The problem is when the condition is fully optimized. In such case the filtered table is opened instead of cursor creation. VFP uses this approach because fully optimized filter is created quickly w/o additional disk space requirement and thanks to the optimization the data access speed is not degraded.

It is technically possible to create a filter which is not fully optimized but such filter would slow everything down.

The  IN (SELECT ...)  cannot be used in filter so it also disqualifies the filtered table opening (good for you).
ORDER BY avoids filtered table when no appropriate index key exists.
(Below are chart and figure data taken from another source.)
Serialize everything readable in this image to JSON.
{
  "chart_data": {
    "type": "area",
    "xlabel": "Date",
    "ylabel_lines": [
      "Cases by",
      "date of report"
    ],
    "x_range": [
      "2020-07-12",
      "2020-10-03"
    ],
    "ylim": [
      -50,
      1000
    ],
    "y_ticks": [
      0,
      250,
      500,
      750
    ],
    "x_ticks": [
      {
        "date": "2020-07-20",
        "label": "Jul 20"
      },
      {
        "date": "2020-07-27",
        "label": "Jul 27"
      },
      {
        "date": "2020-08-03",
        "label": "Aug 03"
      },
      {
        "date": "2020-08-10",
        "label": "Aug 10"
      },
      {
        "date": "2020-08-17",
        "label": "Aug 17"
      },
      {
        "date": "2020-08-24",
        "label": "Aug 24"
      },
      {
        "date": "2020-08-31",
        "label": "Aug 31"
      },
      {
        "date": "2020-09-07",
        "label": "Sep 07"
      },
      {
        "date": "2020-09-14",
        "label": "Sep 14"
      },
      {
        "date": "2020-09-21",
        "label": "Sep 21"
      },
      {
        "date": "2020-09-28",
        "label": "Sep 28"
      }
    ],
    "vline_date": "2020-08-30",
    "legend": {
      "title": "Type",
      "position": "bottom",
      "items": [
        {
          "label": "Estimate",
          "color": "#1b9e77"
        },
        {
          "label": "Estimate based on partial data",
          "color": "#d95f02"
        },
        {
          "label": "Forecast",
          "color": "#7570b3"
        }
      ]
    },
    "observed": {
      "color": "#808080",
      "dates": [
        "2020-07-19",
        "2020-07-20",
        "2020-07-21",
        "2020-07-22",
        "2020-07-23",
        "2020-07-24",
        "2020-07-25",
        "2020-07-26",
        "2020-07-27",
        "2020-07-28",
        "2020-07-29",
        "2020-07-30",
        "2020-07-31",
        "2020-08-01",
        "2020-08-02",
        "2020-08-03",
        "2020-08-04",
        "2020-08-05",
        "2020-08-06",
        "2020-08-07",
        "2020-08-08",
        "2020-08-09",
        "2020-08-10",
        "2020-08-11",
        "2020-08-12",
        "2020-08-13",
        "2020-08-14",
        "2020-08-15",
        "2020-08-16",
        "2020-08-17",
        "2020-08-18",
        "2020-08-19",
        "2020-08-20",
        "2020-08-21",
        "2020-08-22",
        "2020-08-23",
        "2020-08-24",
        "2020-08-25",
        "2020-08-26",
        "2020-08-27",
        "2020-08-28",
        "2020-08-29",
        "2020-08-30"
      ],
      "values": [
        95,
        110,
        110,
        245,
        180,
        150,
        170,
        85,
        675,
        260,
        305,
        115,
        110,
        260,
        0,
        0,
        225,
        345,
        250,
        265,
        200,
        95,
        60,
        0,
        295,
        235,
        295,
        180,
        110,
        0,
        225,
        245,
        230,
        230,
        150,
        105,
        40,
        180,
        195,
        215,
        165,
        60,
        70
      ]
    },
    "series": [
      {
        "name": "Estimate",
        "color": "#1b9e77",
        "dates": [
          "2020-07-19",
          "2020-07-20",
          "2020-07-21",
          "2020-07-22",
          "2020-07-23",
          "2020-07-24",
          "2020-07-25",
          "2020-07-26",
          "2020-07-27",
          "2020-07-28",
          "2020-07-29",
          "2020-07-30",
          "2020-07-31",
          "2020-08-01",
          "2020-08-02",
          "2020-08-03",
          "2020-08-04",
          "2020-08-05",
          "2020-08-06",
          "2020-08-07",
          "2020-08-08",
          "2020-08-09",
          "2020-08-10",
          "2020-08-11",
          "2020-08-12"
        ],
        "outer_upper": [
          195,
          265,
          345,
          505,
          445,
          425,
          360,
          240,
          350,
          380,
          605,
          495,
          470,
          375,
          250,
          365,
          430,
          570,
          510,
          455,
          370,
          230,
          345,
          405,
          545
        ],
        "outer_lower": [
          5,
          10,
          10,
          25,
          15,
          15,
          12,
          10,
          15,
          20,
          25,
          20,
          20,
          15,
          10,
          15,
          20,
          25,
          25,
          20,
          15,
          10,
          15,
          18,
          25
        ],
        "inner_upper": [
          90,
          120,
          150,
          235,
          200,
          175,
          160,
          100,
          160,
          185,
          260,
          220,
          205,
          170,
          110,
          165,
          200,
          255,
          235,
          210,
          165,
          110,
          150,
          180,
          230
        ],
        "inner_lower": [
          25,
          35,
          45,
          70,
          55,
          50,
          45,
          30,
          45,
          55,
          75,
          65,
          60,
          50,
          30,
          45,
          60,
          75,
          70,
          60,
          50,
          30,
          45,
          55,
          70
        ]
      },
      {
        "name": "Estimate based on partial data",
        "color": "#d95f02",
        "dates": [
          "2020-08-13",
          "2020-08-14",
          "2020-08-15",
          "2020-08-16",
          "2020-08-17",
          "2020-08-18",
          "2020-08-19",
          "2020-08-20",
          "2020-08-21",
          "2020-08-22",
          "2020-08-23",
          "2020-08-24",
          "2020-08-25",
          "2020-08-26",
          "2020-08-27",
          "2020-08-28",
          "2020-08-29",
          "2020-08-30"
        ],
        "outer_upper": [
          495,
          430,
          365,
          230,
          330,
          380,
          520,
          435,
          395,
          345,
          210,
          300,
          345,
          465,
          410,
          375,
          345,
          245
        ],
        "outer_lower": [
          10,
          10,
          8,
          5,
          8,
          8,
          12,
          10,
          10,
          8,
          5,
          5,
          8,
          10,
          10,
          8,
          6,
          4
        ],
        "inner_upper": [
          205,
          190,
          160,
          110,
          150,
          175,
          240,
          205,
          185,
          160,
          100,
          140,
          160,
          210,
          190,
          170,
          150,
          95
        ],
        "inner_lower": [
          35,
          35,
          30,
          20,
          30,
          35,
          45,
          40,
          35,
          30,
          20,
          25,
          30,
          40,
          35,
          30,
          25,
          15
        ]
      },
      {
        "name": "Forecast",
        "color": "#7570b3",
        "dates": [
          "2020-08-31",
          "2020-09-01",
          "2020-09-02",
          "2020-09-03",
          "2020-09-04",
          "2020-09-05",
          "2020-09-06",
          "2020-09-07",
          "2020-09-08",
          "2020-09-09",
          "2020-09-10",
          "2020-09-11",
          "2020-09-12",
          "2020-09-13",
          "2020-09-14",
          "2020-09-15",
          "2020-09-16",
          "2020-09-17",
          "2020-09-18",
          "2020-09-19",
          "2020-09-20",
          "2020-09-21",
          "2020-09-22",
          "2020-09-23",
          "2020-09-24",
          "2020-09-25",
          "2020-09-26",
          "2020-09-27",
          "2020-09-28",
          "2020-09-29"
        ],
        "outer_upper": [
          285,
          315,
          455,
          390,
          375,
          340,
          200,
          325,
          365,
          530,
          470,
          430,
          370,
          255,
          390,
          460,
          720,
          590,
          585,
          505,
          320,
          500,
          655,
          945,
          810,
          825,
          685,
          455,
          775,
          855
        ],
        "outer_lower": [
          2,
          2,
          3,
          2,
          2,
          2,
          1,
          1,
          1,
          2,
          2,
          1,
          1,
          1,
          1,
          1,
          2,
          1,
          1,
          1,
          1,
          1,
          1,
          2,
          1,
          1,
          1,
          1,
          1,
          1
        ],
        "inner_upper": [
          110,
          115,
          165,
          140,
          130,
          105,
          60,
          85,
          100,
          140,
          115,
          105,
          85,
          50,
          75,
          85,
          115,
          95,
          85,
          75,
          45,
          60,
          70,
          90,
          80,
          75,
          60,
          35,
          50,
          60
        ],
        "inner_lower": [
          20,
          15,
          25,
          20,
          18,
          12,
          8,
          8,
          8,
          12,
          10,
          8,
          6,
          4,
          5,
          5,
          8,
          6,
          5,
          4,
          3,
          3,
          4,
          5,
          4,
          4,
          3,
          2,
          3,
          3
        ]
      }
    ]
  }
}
And that's not all... VFP can create a filter which has incorrect syntax when you would use it in SET FILTER command but it works internally.
Can you clarify
"ORDER BY avoids filtered table when no appropriate index key exists."

That reads as though your saying adding "ORDER BY" will FORCE the kind of cursor I'm after (containing only the selected records). But its also ambiguous because of your "when" clause - which implies the filter version is ONLY avoided when no index key exists (which contradicts what you've said before)

If we can eliminate the filtered version by adding an ORDER BY clause, it would solve the problem entirely as I'm quite happy to add that to my arbitrary queries which may or may not be "fully optimised"
Imagine the table T1 with columns C1 and C2 where C1 is indexed (index tag C1) and SET DELETED is OFF and collation is Machine.

Following queries will behave this way
SELECT * FROM T1 WHERE C2 = SomeValue INTO CURSOR cT1  … not optimized creates cursor in temp table
SELECT * FROM T1 WHERE C1 = SomeValue INTO CURSOR cT2  … fully optimized opens filtered table
SELECT * FROM T1 WHERE C1 = SomeValue ORDER BY C1 INTO CURSOR cT3  … fully optimized and index matching ORDER BY on C1 exists …  opens filtered table where order is set to C1 index tag
SELECT * FROM T1 WHERE C1 = SomeValue ORDER BY C2 INTO CURSOR cT4  … fully optimized WHERE but index on C2 does not exist so  it creates cursor in temp table

Of course, we could make it more foggy when considering various collations...

But you may ignore all these rules and use NOFILTER keyword when you need the cursor created as a temp table.